La guardia di finanza di Soave
La guardia di finanza di Soave
11.02.2019

La guardia di Finanza di Soave ha denunciato un magrebino, legale rappresentante di 5 società agricole operanti nel veronese, che sfruttava come "caporale" dei suoi connazionali e altri braccianti agricoli di diverse nazionalità. Accertato la manodopera di 122 lavoratori assunti irregolarmente e di altri 2 lavoratori in nero.

 

Lo sfruttamento, hanno accertato i finanzieri, era fatto attraverso il ricorso a documenti di identità falsi e documenti di identità veri ma di altri lavoratori. Le indagini, svolte con il coordinamento della Procura di Verona, avevano già permesso nell’aprile del 2018 l’emissione, tra l’altro, di un’ordinanza di misura cautelare nei confronti dell’indagato magrebino.
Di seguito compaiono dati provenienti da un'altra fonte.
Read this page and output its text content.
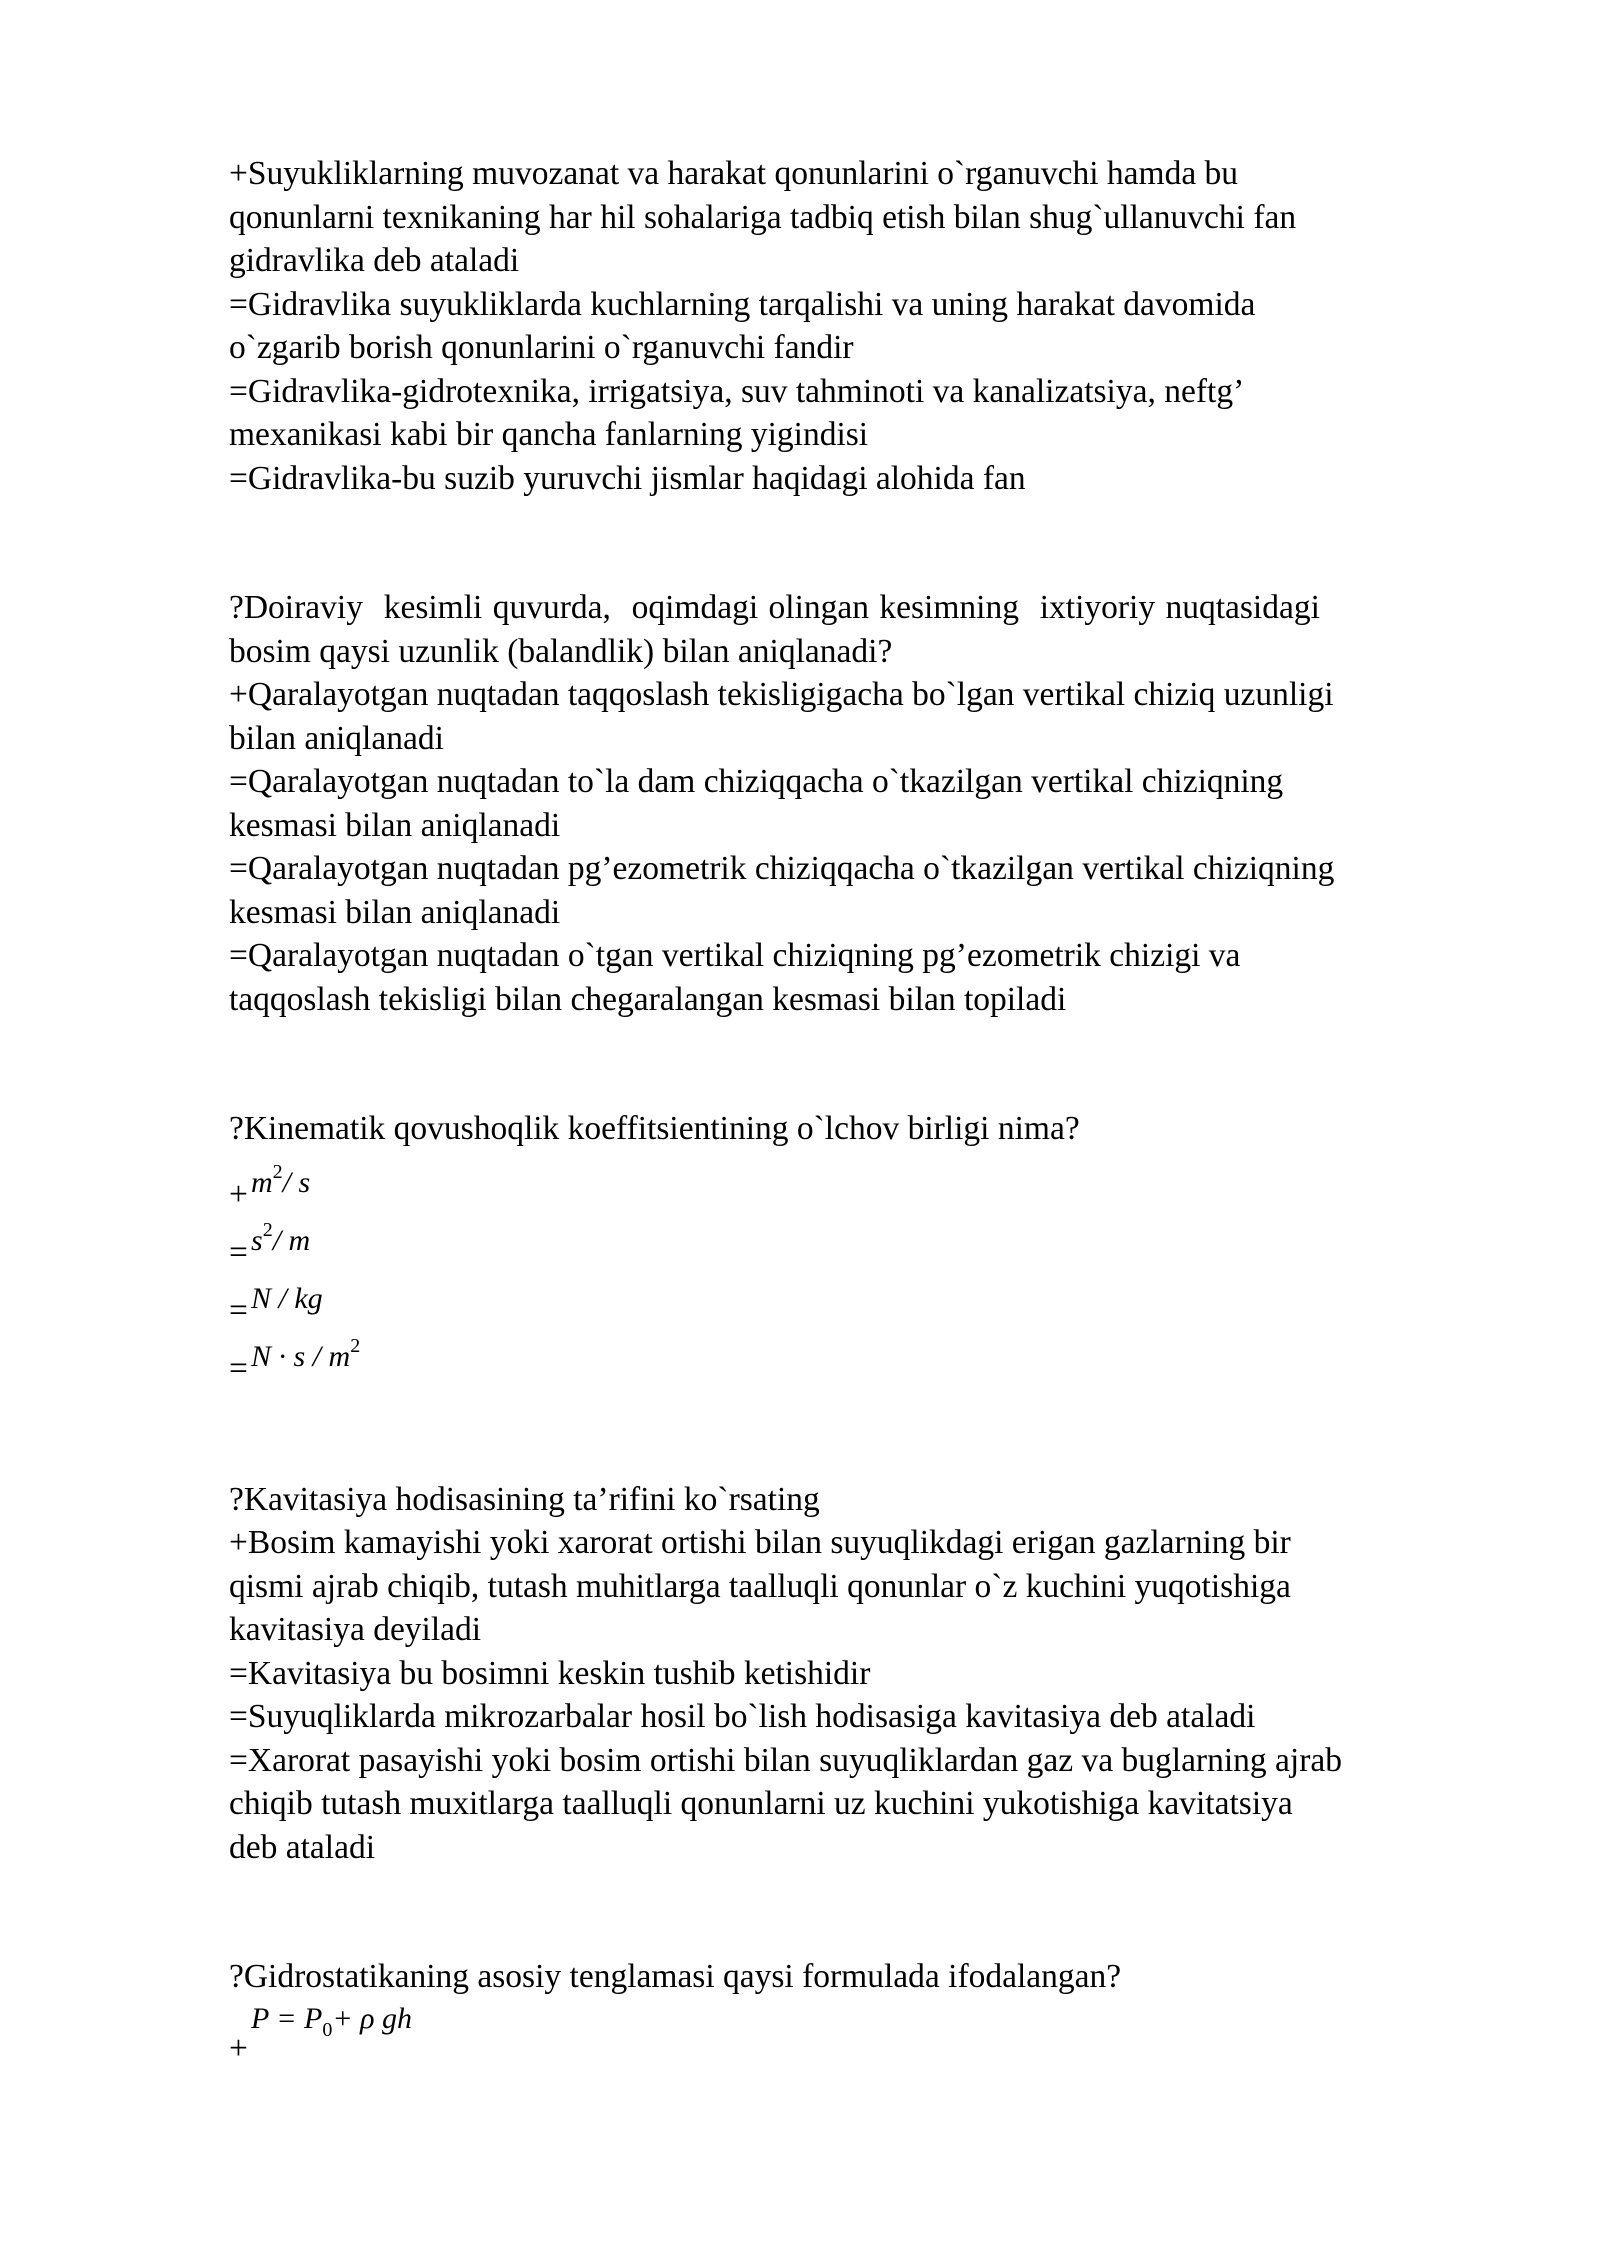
+Suyukliklarning muvozanat va harakat qonunlarini o`rganuvchi hamda bu
qonunlarni texnikaning har hil sohalariga tadbiq etish bilan shug`ullanuvchi fan
gidravlika deb ataladi
=Gidravlika suyukliklarda kuchlarning tarqalishi va uning harakat davomida
o`zgarib borish qonunlarini o`rganuvchi fandir
=Gidravlika-gidrotexnika, irrigatsiya, suv tahminoti va kanalizatsiya, neftg’
mexanikasi kabi bir qancha fanlarning yigindisi
=Gidravlika-bu suzib yuruvchi jismlar haqidagi alohida fan
?Doiraviy  kesimli quvurda,  oqimdagi olingan kesimning  ixtiyoriy nuqtasidagi
bosim qaysi uzunlik (balandlik) bilan aniqlanadi?
+Qaralayotgan nuqtadan taqqoslash tekisligigacha bo`lgan vertikal chiziq uzunligi
bilan aniqlanadi
=Qaralayotgan nuqtadan to`la dam chiziqqacha o`tkazilgan vertikal chiziqning
kesmasi bilan aniqlanadi
=Qaralayotgan nuqtadan pg’ezometrik chiziqqacha o`tkazilgan vertikal chiziqning
kesmasi bilan aniqlanadi
=Qaralayotgan nuqtadan o`tgan vertikal chiziqning pg’ezometrik chizigi va
taqqoslash tekisligi bilan chegaralangan kesmasi bilan topiladi
?Kinematik qovushoqlik koeffitsientining o`lchov birligi nima?
+ $m^2/$ s
= $s^2/$ m
= N / kg
= $N \cdot s / m^2$
?Kavitasiya hodisasining ta’rifini ko`rsating
+Bosim kamayishi yoki xarorat ortishi bilan suyuqlikdagi erigan gazlarning bir
qismi ajrab chiqib, tutash muhitlarga taalluqli qonunlar o`z kuchini yuqotishiga
kavitasiya deyiladi
=Kavitasiya bu bosimni keskin tushib ketishidir
=Suyuqliklarda mikrozarbalar hosil bo`lish hodisasiga kavitasiya deb ataladi
=Xarorat pasayishi yoki bosim ortishi bilan suyuqliklardan gaz va buglarning ajrab
chiqib tutash muxitlarga taalluqli qonunlarni uz kuchini yukotishiga kavitatsiya
deb ataladi
?Gidrostatikaning asosiy tenglamasi qaysi formulada ifodalangan?
$P = P_0+ \rho$ gh
+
L’ inchiesta è poi proseguita per verificare i reati fiscali e le violazioni in materia di lavoro.

 

È emerso, tra l’altro, che una delle cinque cooperative gestite dal magrebino, nel biennio 2017-2018, ha incassato 85mila euro senza mai dichiararli, non ha pagato imposte e ritenute per 83mila euro ed ha appunto utilizzato 122 lavoratori assunti irregolarmente e altri 2 lavoratori in nero. Sono tuttora in corso ulteriori verifiche fiscali nei confronti delle altre società cooperative riconducibili allo stesso magrebino che, complessivamente, riportano un volume d’affari di oltre 1.050.000 euro.